Take baby steps if you want, but make sure you are moving on. If you stay on one spot recounting the hurtful words and replaying the scenes in your head, you will sink deeper into a depressed state. Whenever you feel like nursing the pain, you can actually acknowledge it by coming to terms with what had happened and deciding to move on. Life and everyone around you is not going to wait because you are hurting. This is why in the end; you lose more in being depressed and unmotivated than the person or situation that may have triggered the depression in the first place. That person or situation may even be oblivious of the impact of their words or actions on you.
Managing Words verses Feelings
I believe that we are responsible for what we say, not how what we say make others feel. For instance, I could say “it’s a beautiful day” and someone who already feels sad about the day might interpret that as something else. Words are said based on an individual’s observation, understanding, reasoning, and exposure. Our words reveal a lot about us.
To truly live a joyful and happy life, we must be conscious of the way we interpret the words we are exposed to. Hurtful words will naturally achieve their goal of hurting the recipient. We can’t stop people from saying what they say, but we can decide to put a filter on the words by taking what is relevant and leaving the ‘trash’ behind. Don’t carry on hurtful words, it’s a negative cycle.
God’s word says in 1 Thessalonians 5:18 KJV, “In everything give thanks: for this is the will of God in Christ Jesus concerning you.”In EVERYTHING, not in some things. Thanksgiving helps us to take our focus from how terrible and hurting the situation is to how much God has done for us (which we may be unaware of), to ensure that the situation does not deteriorate. It helps us to remember that ALL things, not some things, are working together for our good. Thanksgiving helps us to remember that if it had not been for the LORD who was on our side, things could have been worse than they are right now. Be thankful!

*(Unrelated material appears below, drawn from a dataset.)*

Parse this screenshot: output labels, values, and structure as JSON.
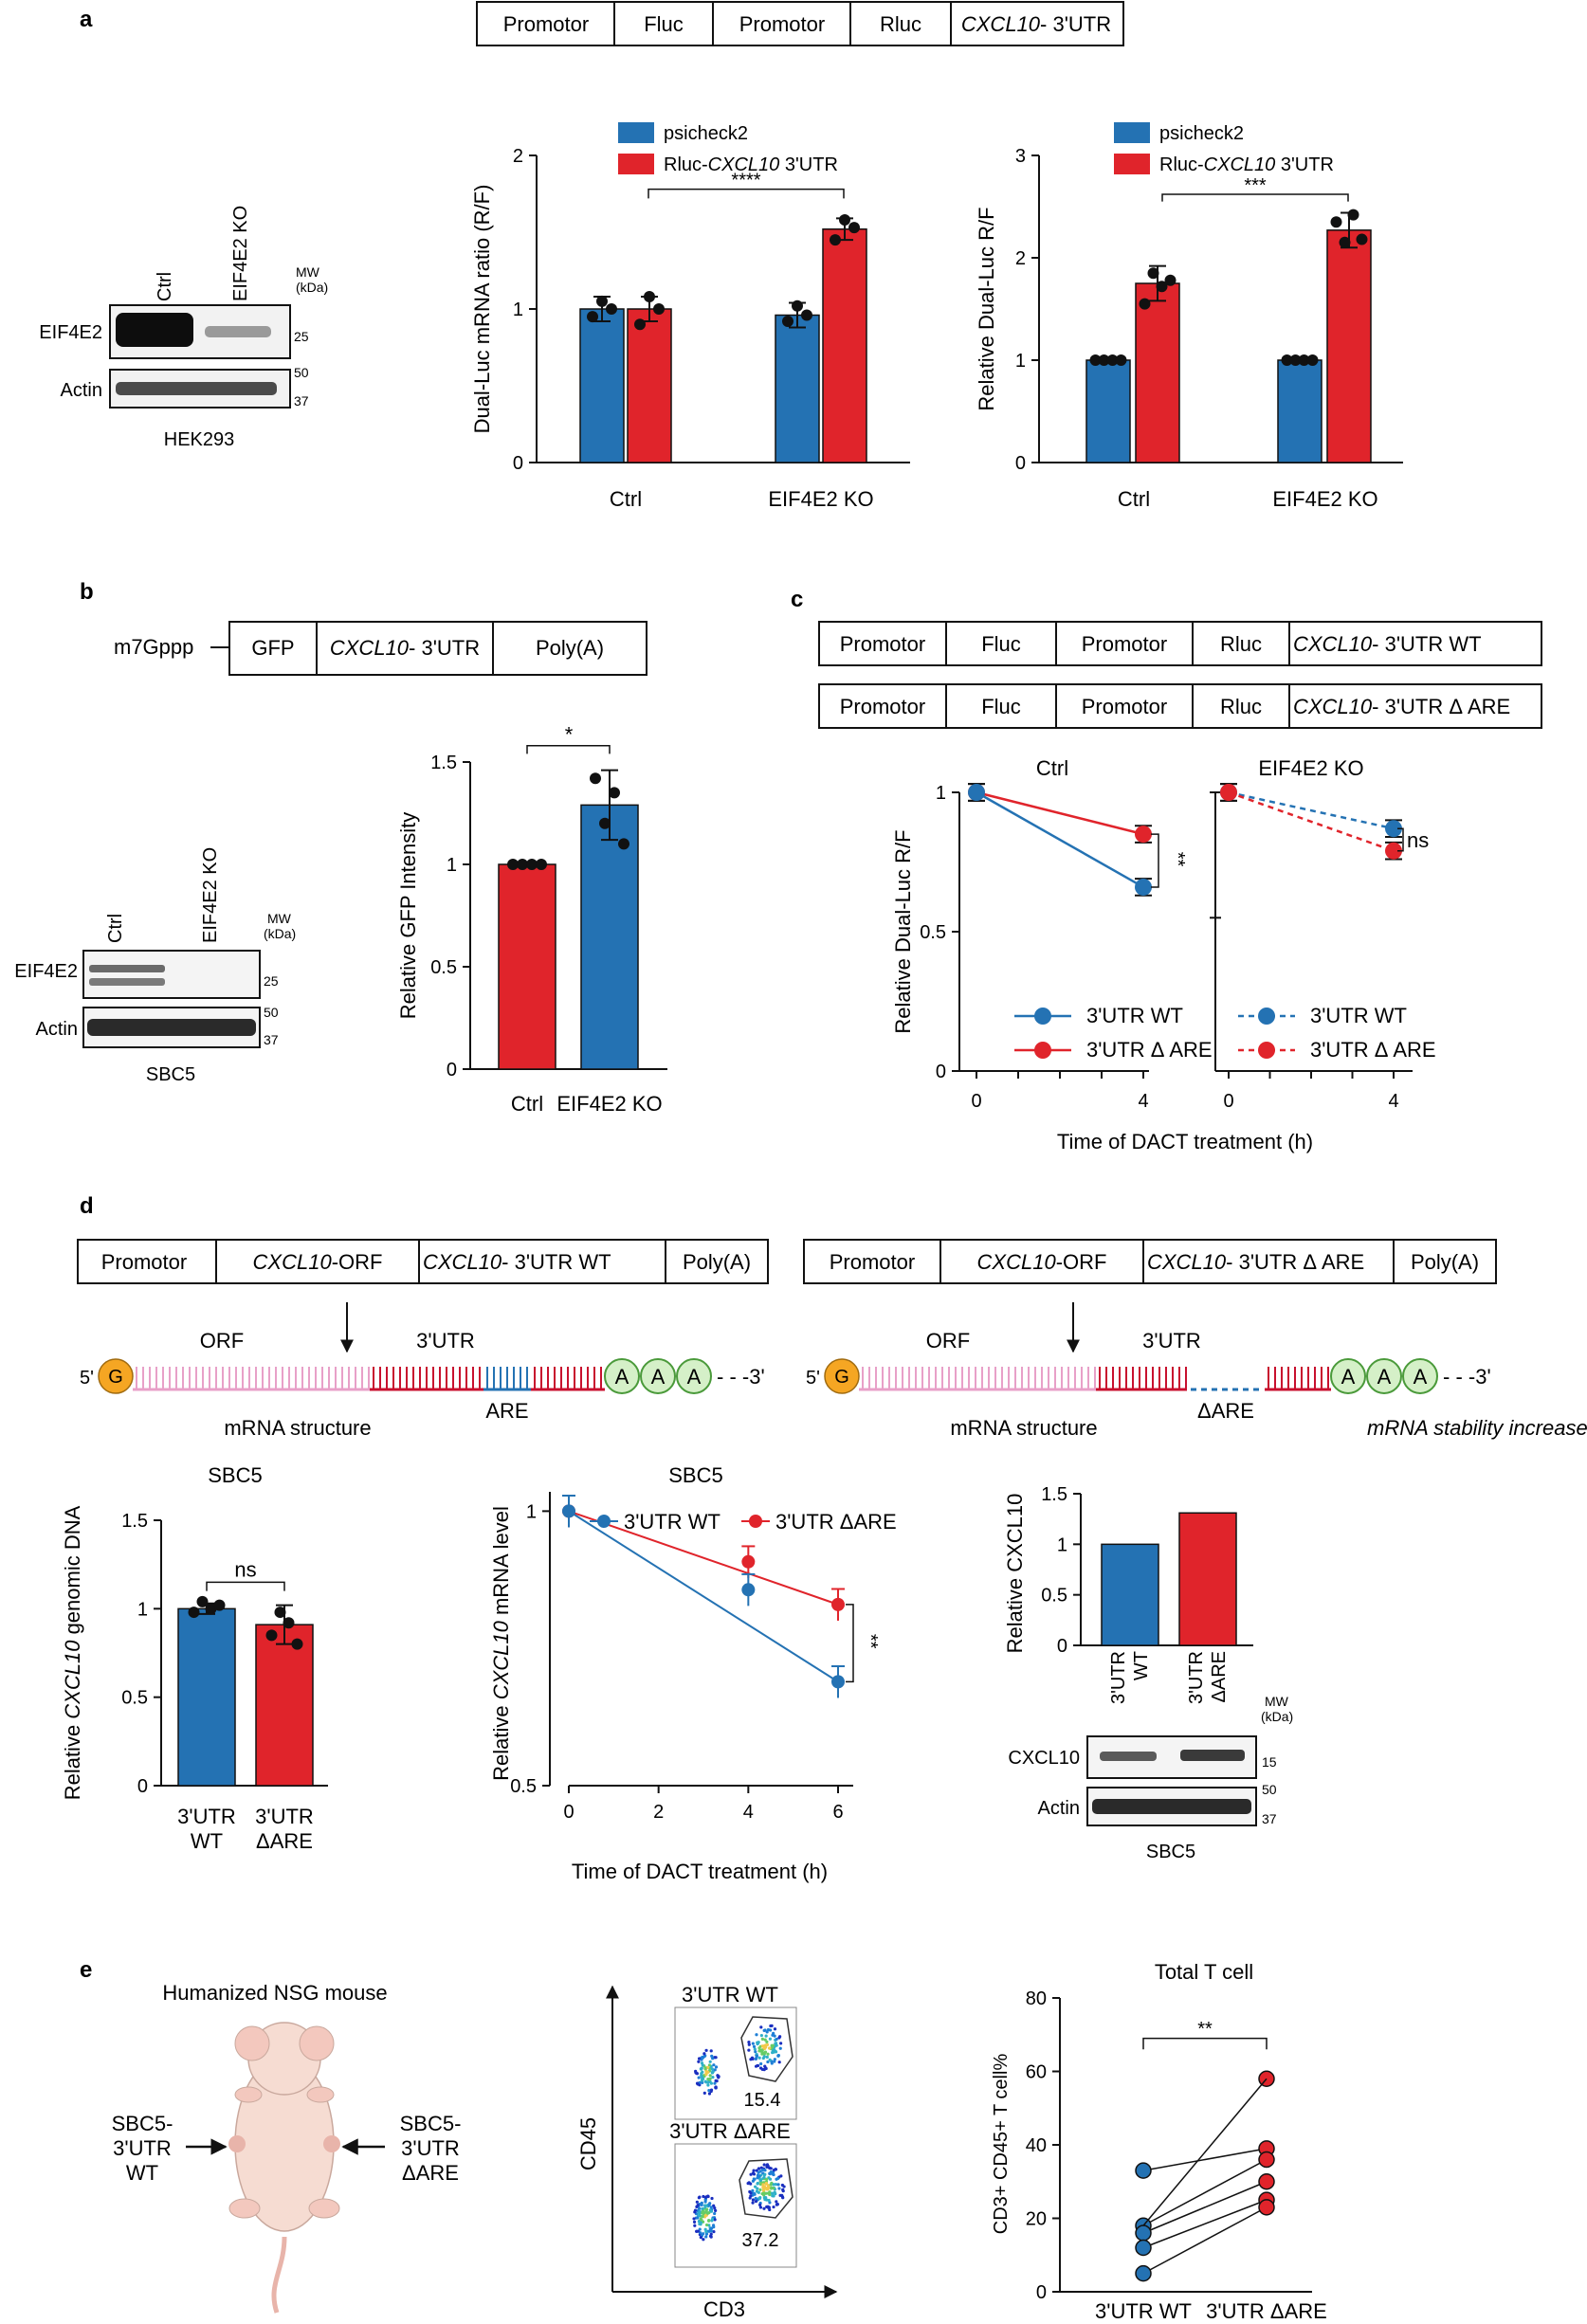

Pray for those who Hurt You
If you are a believer, you may be conversant with the story of Job in the Bible (See Job 42:10-11). Verse 10 says:
“And the LORD turned the captivity of Job, when he prayed for his friends: also the LORD gave job twice as much as he had before.”
Prayer helps us to communicate how we feel to God. It helps us to ask for His grace and Mercy for every aspect of our lives. Prayer and worship go hand in hand. When I feel very hurt and find it difficult to pray, I just switch to worshipping God, and acknowledging His supremacy in my life.

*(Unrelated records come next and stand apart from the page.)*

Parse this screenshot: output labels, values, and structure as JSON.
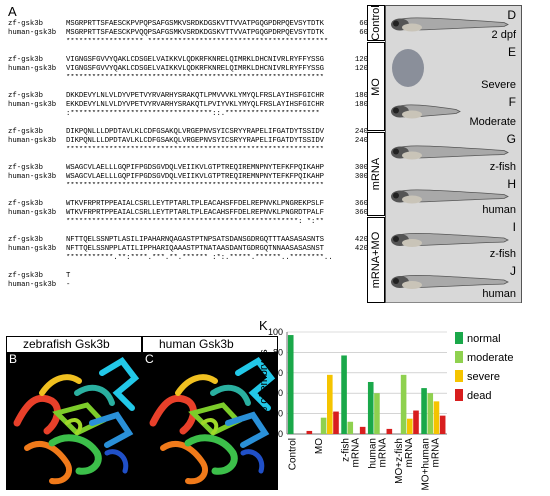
{
  "panels": {
    "A": "A",
    "B": "B",
    "C": "C",
    "D": "D",
    "E": "E",
    "F": "F",
    "G": "G",
    "H": "H",
    "I": "I",
    "J": "J",
    "K": "K"
  },
  "alignment": {
    "blocks": [
      {
        "zf": "MSGRPRTTSFAESCKPVPQPSAFGSMKVSRDKDGSKVTTVVATPGQGPDRPQEVSYTDTK",
        "hu": "MSGRPRTTSFAESCKPVQQPSAFGSMKVSRDKDGSKVTTVVATPGQGPDRPQEVSYTDTK",
        "cons": "****************** ******************************************",
        "n": "60"
      },
      {
        "zf": "VIGNGSFGVVYQAKLCDSGELVAIKKVLQDKRFKNRELQIMRKLDHCNIVRLRYFFYSSG",
        "hu": "VIGNGSFGVVYQAKLCDSGELVAIKKVLQDKRFKNRELQIMRKLDHCNIVRLRYFFYSSG",
        "cons": "************************************************************",
        "n": "120"
      },
      {
        "zf": "DKKDEVYLNLVLDYVPETVYRVARHYSRAKQTLPMVVVKLYMYQLFRSLAYIHSFGICHR",
        "hu": "EKKDEVYLNLVLDYVPETVYRVARHYSRAKQTLPVIYVKLYMYQLFRSLAYIHSFGICHR",
        "cons": ":*********************************::.**********************",
        "n": "180"
      },
      {
        "zf": "DIKPQNLLLDPDTAVLKLCDFGSAKQLVRGEPNVSYICSRYYRAPELIFGATDYTSSIDV",
        "hu": "DIKPQNLLLDPDTAVLKLCDFGSAKQLVRGEPNVSYICSRYYRAPELIFGATDYTSSIDV",
        "cons": "************************************************************",
        "n": "240"
      },
      {
        "zf": "WSAGCVLAELLLGQPIFPGDSGVDQLVEIIKVLGTPTREQIREMNPNYTEFKFPQIKAHP",
        "hu": "WSAGCVLAELLLGQPIFPGDSGVDQLVEIIKVLGTPTREQIREMNPNYTEFKFPQIKAHP",
        "cons": "************************************************************",
        "n": "300"
      },
      {
        "zf": "WTKVFRPRTPPEAIALCSRLLEYTPTARLTPLEACAHSFFDELREPNVKLPNGREKPSLF",
        "hu": "WTKVFRPRTPPEAIALCSRLLEYTPTARLTPLEACAHSFFDELREPNVKLPNGRDTPALF",
        "cons": "******************************************************: *:**",
        "n": "360"
      },
      {
        "zf": "NFTTQELSSNPTLASILIPAHARNQAGASTPTNPSATSDANSGDRGQTTTAASASASNTS",
        "hu": "NFTTQELSSNPPLATILIPPHARIQAAASTPTNATAASDANTGDRGQTNNAASASASNST",
        "cons": "***********.**:****.***.**.****** :*:.*****.******..********..",
        "n": "420"
      },
      {
        "zf": "T",
        "hu": "-",
        "cons": "",
        "n": "421"
      }
    ],
    "zf_name": "zf-gsk3b",
    "hu_name": "human-gsk3b"
  },
  "structures": {
    "zebrafish": "zebrafish Gsk3b",
    "human": "human Gsk3b"
  },
  "embryo_panels": [
    {
      "letter": "D",
      "label": "2 dpf"
    },
    {
      "letter": "E",
      "label": "Severe"
    },
    {
      "letter": "F",
      "label": "Moderate"
    },
    {
      "letter": "G",
      "label": "z-fish"
    },
    {
      "letter": "H",
      "label": "human"
    },
    {
      "letter": "I",
      "label": "z-fish"
    },
    {
      "letter": "J",
      "label": "human"
    }
  ],
  "groups": {
    "control": "Control",
    "mo": "MO",
    "mrna": "mRNA",
    "mrna_mo": "mRNA+MO"
  },
  "chart_data": {
    "type": "bar",
    "ylabel": "% of embryos",
    "ylim": [
      0,
      100
    ],
    "yticks": [
      0,
      20,
      40,
      60,
      80,
      100
    ],
    "categories": [
      "Control",
      "MO",
      "z-fish mRNA",
      "human mRNA",
      "MO+z-fish mRNA",
      "MO+human mRNA"
    ],
    "category_lines": [
      [
        "Control"
      ],
      [
        "MO"
      ],
      [
        "z-fish",
        "mRNA"
      ],
      [
        "human",
        "mRNA"
      ],
      [
        "MO+z-fish",
        "mRNA"
      ],
      [
        "MO+human",
        "mRNA"
      ]
    ],
    "series": [
      {
        "name": "normal",
        "color": "#1aa84a",
        "values": [
          97,
          0,
          77,
          51,
          0,
          45
        ]
      },
      {
        "name": "moderate",
        "color": "#8fd14f",
        "values": [
          0,
          16,
          12,
          40,
          58,
          40
        ]
      },
      {
        "name": "severe",
        "color": "#f5c400",
        "values": [
          0,
          58,
          0,
          0,
          15,
          32
        ]
      },
      {
        "name": "dead",
        "color": "#d81e1e",
        "values": [
          3,
          22,
          7,
          5,
          23,
          18
        ]
      }
    ],
    "legend_position": "top-right"
  }
}
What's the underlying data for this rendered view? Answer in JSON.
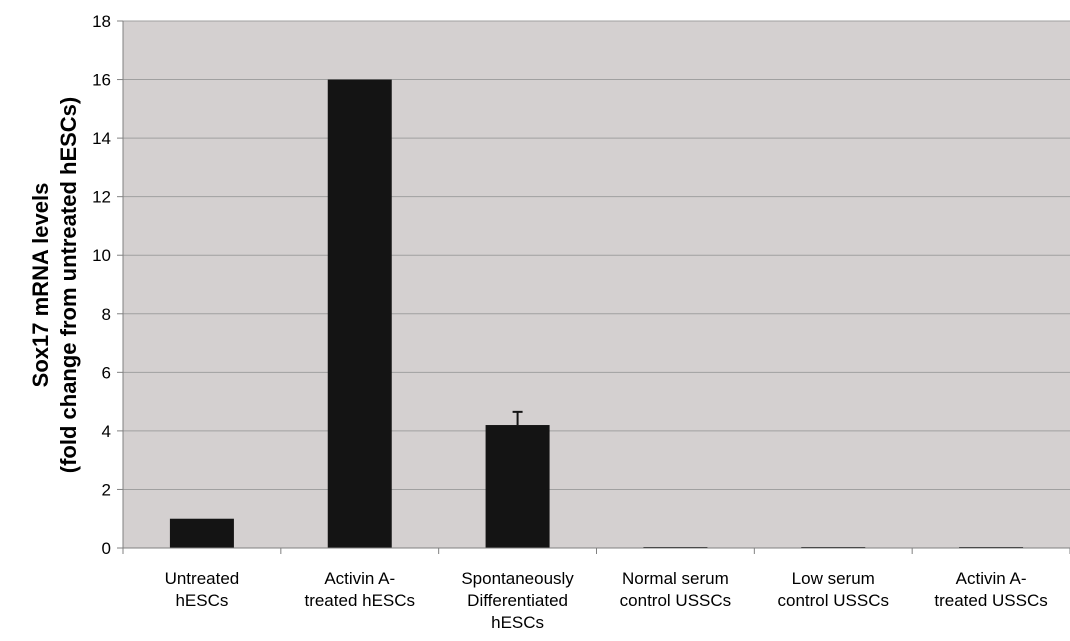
{
  "chart_data": {
    "type": "bar",
    "title": "",
    "xlabel": "",
    "ylabel_lines": [
      "Sox17 mRNA levels",
      "(fold change from untreated hESCs)"
    ],
    "ylim": [
      0,
      18
    ],
    "yticks": [
      0,
      2,
      4,
      6,
      8,
      10,
      12,
      14,
      16,
      18
    ],
    "grid": true,
    "legend": "none",
    "categories": [
      [
        "Untreated",
        "hESCs"
      ],
      [
        "Activin A-",
        "treated hESCs"
      ],
      [
        "Spontaneously",
        "Differentiated",
        "hESCs"
      ],
      [
        "Normal serum",
        "control USSCs"
      ],
      [
        "Low serum",
        "control USSCs"
      ],
      [
        "Activin A-",
        "treated USSCs"
      ]
    ],
    "values": [
      1.0,
      16.0,
      4.2,
      0.02,
      0.02,
      0.02
    ],
    "error": [
      0,
      0,
      0.45,
      0,
      0,
      0
    ],
    "colors": {
      "plot_background": "#d4d0d0",
      "bar": "#141414",
      "gridline": "#a0a0a0",
      "axis": "#808080"
    }
  }
}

One truth I am taking away from chapter 7 of Dondi Scumaci’s book, READY, SET… GROW! is that forgiving is first a decision and then a process. This explains why even though we have sincerely forgiven a person, sometimes we still feel the pains of their action! Dondi warns that if we don’t manage the hurts and disappointments in our lives, we risk becoming the toxic people others are trying to pull from their lives.
So please, follow the forgiveness process to the end and do forgive. Life is too important and beautiful for anyone to live in the trap of unforgiveness. Make the decision to forgive, follow the forgiveness process and let go of the pain and hurt. Move on and keep going.

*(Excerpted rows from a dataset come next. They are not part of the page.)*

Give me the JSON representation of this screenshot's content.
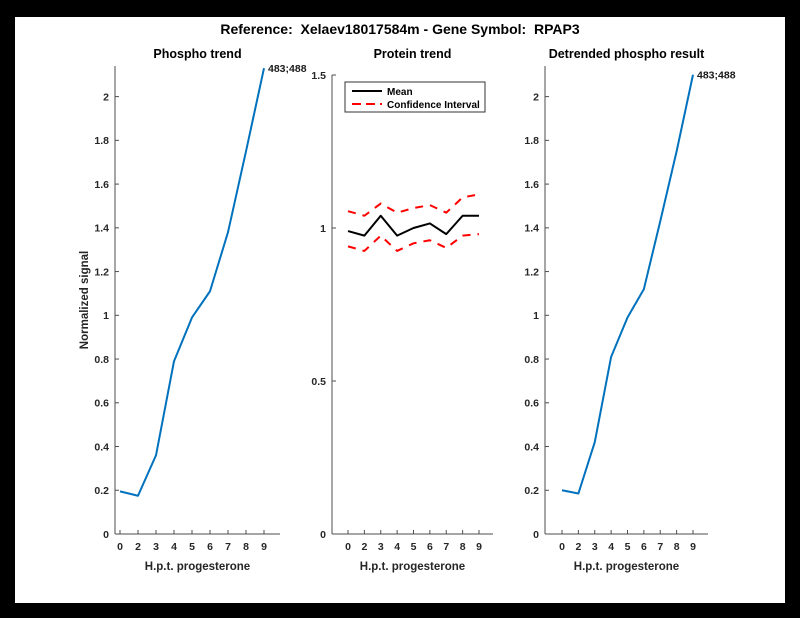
{
  "figure": {
    "title": "Reference:  Xelaev18017584m - Gene Symbol:  RPAP3",
    "background_color": "#ffffff",
    "frame_color": "#000000",
    "axis_color": "#4d4d4d",
    "accent_blue": "#0072BD",
    "ci_red": "#ff0000"
  },
  "chart_data": [
    {
      "type": "line",
      "title": "Phospho trend",
      "xlabel": "H.p.t. progesterone",
      "ylabel": "Normalized signal",
      "x_ticklabels": [
        "0",
        "2",
        "3",
        "4",
        "5",
        "6",
        "7",
        "8",
        "9"
      ],
      "yticks": [
        "0",
        "0.2",
        "0.4",
        "0.6",
        "0.8",
        "1",
        "1.2",
        "1.4",
        "1.6",
        "1.8",
        "2"
      ],
      "ylim": [
        0,
        2.14
      ],
      "grid": false,
      "legend": null,
      "series": [
        {
          "name": "phospho-signal",
          "color": "#0072BD",
          "dash": "solid",
          "width": 2,
          "values": [
            0.195,
            0.175,
            0.36,
            0.79,
            0.99,
            1.11,
            1.38,
            1.75,
            2.13
          ]
        }
      ],
      "annotations": [
        {
          "text": "483;488",
          "xi": 8,
          "y": 2.13
        }
      ]
    },
    {
      "type": "line",
      "title": "Protein trend",
      "xlabel": "H.p.t. progesterone",
      "ylabel": "",
      "x_ticklabels": [
        "0",
        "2",
        "3",
        "4",
        "5",
        "6",
        "7",
        "8",
        "9"
      ],
      "yticks": [
        "0",
        "0.5",
        "1",
        "1.5"
      ],
      "ylim": [
        0,
        1.5
      ],
      "grid": false,
      "legend": {
        "position": "top-center",
        "entries": [
          {
            "label": "Mean",
            "color": "#000000",
            "dash": "solid"
          },
          {
            "label": "Confidence Interval",
            "color": "#ff0000",
            "dash": "dashed"
          }
        ]
      },
      "series": [
        {
          "name": "mean",
          "color": "#000000",
          "dash": "solid",
          "width": 2,
          "values": [
            0.99,
            0.975,
            1.04,
            0.975,
            1.0,
            1.015,
            0.98,
            1.04,
            1.04
          ]
        },
        {
          "name": "ci-upper",
          "color": "#ff0000",
          "dash": "dashed",
          "width": 2,
          "values": [
            1.055,
            1.04,
            1.08,
            1.05,
            1.065,
            1.075,
            1.05,
            1.1,
            1.11
          ]
        },
        {
          "name": "ci-lower",
          "color": "#ff0000",
          "dash": "dashed",
          "width": 2,
          "values": [
            0.94,
            0.925,
            0.975,
            0.925,
            0.95,
            0.96,
            0.935,
            0.975,
            0.98
          ]
        }
      ],
      "annotations": []
    },
    {
      "type": "line",
      "title": "Detrended phospho result",
      "xlabel": "H.p.t. progesterone",
      "ylabel": "",
      "x_ticklabels": [
        "0",
        "2",
        "3",
        "4",
        "5",
        "6",
        "7",
        "8",
        "9"
      ],
      "yticks": [
        "0",
        "0.2",
        "0.4",
        "0.6",
        "0.8",
        "1",
        "1.2",
        "1.4",
        "1.6",
        "1.8",
        "2"
      ],
      "ylim": [
        0,
        2.14
      ],
      "grid": false,
      "legend": null,
      "series": [
        {
          "name": "detrended-signal",
          "color": "#0072BD",
          "dash": "solid",
          "width": 2,
          "values": [
            0.2,
            0.185,
            0.42,
            0.81,
            0.99,
            1.12,
            1.43,
            1.75,
            2.1
          ]
        }
      ],
      "annotations": [
        {
          "text": "483;488",
          "xi": 8,
          "y": 2.1
        }
      ]
    }
  ]
}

Happiness starts from a cheerful heart. Choose happiness every day. Every day comes with its own demands. Tell yourself that irrespective of what happens or not, you are going to make it through the day and your happiness and joy will be intact. That said, you have to work on it. Work on it by not dwelling on negative words and experiences.
My name is Precious, I was Bipolar and I live a full life.
Dear Lord, please strengthen my heart and give me your grace, an abundant of it, to forgive, let go and move on regardless of how painful the experience may be. In Jesus Name, Amen. Thank You.
All scriptures are taken from the King James Version of the Bible.